With trained staff able to dedicate deserved attention to higher-value interactions, businesses will prevent churn across the board.
This will improve employee retention, as well, since trained agents are working on more challenging and rewarding tasks instead of dull, repetitive ones. They’ll have a higher level of job satisfaction as a result and stick with you longer.
And of course, the obvious – it costs less to operate a chatbot capable of handling thousands of concurrent queries 24/7/365 than a contact center.
How do you develop conversational AI chatbots?
Businesses see these benefits. But they also see obstacles.
It’s actually easier than they think.
There are chatbot building platforms that are easy to use and have machine learning built into them.
And with the rise of generative AI and large language models such as GPT3, GPT4, and ChatGPT, we expect these chatbots will become even more intelligent and capable.
Even now, we help businesses develop chatbots that use AI to recognize what customers are asking and use the predefined responses to come up with the right reply.
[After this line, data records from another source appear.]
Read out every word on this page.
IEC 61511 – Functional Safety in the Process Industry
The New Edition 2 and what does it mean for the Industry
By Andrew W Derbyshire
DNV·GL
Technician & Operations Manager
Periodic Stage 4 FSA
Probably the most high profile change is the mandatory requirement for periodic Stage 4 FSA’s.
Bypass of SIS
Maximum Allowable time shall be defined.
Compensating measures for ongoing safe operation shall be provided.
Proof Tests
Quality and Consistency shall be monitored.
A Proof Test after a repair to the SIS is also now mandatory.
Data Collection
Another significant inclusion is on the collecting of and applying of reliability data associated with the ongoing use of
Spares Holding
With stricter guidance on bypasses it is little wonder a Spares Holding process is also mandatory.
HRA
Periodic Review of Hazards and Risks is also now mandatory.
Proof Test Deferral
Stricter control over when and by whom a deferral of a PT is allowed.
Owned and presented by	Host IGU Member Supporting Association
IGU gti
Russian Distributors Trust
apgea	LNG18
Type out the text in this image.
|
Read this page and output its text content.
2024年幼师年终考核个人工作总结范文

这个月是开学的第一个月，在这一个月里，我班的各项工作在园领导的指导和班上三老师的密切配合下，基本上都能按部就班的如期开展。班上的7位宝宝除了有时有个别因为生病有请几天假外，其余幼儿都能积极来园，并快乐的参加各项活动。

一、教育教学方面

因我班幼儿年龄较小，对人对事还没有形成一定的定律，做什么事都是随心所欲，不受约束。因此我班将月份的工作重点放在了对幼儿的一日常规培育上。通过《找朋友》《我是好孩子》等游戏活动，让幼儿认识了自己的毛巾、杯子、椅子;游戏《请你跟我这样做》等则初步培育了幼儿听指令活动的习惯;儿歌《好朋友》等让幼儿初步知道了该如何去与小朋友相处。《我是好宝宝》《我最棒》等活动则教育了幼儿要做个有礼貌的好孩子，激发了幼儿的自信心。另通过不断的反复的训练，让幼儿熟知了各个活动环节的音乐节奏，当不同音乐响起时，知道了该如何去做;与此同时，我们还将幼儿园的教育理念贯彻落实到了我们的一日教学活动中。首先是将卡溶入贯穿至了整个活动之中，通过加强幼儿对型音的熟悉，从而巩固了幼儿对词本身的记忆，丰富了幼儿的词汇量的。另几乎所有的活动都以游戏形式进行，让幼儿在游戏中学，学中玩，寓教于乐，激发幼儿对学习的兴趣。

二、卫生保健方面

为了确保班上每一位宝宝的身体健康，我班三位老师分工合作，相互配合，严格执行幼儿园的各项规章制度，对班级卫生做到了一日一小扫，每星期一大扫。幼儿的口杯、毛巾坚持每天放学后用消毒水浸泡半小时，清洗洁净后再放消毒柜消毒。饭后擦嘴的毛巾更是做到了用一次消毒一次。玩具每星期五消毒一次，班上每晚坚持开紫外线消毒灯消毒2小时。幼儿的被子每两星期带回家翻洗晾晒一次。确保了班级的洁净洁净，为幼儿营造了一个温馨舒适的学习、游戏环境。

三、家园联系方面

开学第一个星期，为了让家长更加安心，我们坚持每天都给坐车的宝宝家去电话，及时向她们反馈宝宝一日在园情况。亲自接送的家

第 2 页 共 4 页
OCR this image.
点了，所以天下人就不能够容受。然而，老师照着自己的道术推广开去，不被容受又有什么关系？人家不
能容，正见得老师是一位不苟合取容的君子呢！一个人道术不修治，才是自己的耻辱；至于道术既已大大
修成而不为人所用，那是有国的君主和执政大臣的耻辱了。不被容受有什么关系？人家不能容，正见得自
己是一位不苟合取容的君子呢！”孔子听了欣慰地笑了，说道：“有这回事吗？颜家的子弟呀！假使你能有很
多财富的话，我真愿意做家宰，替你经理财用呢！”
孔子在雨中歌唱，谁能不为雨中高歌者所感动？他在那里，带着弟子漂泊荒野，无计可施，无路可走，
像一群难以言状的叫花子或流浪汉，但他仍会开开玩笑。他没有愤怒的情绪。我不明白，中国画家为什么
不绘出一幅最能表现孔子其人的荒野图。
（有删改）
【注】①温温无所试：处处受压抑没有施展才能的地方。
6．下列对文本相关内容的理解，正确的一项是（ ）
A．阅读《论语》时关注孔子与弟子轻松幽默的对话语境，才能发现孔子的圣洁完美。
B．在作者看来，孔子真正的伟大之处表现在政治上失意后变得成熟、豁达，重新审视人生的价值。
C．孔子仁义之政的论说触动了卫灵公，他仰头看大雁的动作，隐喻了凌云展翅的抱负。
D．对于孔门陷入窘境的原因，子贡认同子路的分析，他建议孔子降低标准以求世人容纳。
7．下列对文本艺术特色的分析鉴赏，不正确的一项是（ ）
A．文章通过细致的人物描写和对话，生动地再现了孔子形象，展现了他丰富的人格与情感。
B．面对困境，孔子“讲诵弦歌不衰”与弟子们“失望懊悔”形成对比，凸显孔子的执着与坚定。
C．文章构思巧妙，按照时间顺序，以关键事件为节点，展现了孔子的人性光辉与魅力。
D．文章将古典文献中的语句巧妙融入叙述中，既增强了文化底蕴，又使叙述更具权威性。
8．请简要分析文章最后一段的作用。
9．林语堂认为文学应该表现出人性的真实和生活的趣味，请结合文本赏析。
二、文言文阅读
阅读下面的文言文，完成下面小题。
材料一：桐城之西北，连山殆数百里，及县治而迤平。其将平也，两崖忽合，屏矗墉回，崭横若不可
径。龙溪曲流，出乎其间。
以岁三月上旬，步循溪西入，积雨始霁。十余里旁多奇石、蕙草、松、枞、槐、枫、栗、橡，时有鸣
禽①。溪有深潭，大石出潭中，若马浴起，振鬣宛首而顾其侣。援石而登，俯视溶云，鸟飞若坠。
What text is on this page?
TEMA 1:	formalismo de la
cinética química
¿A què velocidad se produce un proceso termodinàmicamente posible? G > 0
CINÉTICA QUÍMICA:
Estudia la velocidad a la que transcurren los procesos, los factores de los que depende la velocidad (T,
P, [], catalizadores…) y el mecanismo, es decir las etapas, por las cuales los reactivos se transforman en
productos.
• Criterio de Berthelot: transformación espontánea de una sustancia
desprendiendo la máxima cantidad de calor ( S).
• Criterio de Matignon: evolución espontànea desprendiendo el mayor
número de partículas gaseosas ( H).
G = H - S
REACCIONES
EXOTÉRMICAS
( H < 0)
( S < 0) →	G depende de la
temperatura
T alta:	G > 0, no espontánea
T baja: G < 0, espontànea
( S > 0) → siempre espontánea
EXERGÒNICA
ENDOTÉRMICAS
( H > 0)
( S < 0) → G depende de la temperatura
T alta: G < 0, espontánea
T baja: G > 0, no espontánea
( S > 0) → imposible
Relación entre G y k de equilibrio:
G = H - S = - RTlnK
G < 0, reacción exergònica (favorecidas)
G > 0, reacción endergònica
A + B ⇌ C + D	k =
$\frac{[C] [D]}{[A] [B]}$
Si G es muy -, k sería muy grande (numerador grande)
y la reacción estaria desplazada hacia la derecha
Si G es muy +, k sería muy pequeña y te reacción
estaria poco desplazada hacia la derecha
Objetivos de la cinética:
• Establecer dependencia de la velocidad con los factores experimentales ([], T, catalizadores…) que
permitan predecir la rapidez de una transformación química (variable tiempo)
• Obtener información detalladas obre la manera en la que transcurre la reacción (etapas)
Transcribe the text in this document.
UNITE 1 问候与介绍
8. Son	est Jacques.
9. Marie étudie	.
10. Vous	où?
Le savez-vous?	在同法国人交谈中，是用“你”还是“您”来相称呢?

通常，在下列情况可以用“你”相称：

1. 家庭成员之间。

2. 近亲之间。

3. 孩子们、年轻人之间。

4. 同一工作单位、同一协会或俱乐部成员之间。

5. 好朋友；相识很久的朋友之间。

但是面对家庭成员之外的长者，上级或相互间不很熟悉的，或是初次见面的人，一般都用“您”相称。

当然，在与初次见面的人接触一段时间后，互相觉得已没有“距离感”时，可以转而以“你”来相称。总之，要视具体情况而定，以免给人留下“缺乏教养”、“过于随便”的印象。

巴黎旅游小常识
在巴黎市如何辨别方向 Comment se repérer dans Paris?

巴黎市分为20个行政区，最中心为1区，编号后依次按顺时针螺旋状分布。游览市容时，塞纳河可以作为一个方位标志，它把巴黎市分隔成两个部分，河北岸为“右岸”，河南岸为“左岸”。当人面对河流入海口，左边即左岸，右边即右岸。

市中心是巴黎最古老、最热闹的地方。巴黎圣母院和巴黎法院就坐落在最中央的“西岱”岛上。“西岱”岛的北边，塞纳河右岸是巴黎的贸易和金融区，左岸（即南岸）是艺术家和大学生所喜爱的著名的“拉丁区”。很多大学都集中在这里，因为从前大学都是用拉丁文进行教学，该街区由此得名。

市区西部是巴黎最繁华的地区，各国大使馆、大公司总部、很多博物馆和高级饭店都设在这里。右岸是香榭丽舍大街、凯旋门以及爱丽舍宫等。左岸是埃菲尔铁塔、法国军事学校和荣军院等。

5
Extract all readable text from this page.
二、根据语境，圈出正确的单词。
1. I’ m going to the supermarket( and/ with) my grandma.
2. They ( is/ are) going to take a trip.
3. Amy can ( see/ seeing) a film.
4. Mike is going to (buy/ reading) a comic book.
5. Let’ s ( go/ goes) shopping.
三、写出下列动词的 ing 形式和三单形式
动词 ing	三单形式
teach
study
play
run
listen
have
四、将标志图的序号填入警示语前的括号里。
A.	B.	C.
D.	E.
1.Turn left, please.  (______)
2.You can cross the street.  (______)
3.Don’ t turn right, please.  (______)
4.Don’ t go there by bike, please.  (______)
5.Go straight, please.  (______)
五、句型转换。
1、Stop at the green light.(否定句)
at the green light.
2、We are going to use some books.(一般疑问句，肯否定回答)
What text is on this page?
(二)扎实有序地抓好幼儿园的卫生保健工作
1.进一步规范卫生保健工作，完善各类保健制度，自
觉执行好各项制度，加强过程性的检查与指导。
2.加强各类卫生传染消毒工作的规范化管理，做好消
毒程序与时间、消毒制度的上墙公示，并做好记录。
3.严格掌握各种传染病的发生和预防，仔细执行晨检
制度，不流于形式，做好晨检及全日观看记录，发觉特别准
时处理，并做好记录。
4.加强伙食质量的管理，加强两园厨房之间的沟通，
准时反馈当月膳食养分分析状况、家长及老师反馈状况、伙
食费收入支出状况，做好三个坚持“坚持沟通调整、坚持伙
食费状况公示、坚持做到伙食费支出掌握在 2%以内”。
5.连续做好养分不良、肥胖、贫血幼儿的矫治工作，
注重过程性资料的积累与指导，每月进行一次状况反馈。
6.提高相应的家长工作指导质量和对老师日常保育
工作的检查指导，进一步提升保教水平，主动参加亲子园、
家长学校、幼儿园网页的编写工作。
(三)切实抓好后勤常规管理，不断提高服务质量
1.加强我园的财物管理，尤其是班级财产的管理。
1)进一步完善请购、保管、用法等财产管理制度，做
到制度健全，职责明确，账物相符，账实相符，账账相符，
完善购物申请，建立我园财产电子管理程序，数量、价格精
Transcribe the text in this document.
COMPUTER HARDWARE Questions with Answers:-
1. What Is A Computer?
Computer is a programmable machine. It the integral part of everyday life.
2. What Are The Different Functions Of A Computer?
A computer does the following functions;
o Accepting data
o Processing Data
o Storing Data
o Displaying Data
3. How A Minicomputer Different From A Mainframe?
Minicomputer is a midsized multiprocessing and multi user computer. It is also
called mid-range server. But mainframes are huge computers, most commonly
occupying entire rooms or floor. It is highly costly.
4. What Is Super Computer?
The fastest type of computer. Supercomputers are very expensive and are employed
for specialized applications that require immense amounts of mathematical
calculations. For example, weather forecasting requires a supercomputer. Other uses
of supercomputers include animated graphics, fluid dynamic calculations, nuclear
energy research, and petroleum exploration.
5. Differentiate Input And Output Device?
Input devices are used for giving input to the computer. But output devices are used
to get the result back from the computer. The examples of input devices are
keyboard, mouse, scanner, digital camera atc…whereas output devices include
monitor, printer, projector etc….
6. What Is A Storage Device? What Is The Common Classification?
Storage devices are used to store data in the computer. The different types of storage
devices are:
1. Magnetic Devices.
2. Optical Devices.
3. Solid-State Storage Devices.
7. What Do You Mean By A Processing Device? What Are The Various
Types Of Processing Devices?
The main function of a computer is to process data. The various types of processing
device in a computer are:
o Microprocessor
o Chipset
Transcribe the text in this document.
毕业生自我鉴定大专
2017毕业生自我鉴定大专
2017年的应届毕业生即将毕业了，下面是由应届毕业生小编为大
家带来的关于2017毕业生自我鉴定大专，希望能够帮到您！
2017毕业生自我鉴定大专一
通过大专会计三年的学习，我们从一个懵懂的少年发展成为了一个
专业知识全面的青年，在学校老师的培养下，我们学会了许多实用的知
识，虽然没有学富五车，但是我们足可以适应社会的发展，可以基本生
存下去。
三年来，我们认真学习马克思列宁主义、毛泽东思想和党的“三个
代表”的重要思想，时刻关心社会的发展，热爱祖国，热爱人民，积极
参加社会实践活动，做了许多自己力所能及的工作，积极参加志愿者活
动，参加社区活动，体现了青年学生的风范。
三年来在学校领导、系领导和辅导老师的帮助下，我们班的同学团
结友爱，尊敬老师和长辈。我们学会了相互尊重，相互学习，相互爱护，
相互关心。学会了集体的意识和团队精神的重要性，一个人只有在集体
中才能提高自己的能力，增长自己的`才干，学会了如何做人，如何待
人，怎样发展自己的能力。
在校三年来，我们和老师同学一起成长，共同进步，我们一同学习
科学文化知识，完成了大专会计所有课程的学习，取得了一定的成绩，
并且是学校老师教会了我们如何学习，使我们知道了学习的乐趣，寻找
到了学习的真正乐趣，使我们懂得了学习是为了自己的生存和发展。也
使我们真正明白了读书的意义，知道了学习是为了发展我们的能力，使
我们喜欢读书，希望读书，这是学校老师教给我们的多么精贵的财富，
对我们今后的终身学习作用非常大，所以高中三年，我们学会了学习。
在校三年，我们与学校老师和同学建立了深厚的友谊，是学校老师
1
This helps businesses steer the conversation using chatbots, while giving their users a conversational experience.
It’s more convenient for users, too, making them more inclined to engage with the business again and again.
Conversational AI isn’t just the future, anymore
Sentient AI capable of emulating human emotion is still far off; but conversational AI chatbots capable of creating natural human conversations are here right now. And their importance is only growing. From people using ChatGPT for daily tasks like planning travel itineraries to school projects and homework.
With new technological trends in this field emerging daily, and businesses facing the heat of rising costs and inflation, conversational AI is more godsend, and is the start for staying on the curve towards sentient AI.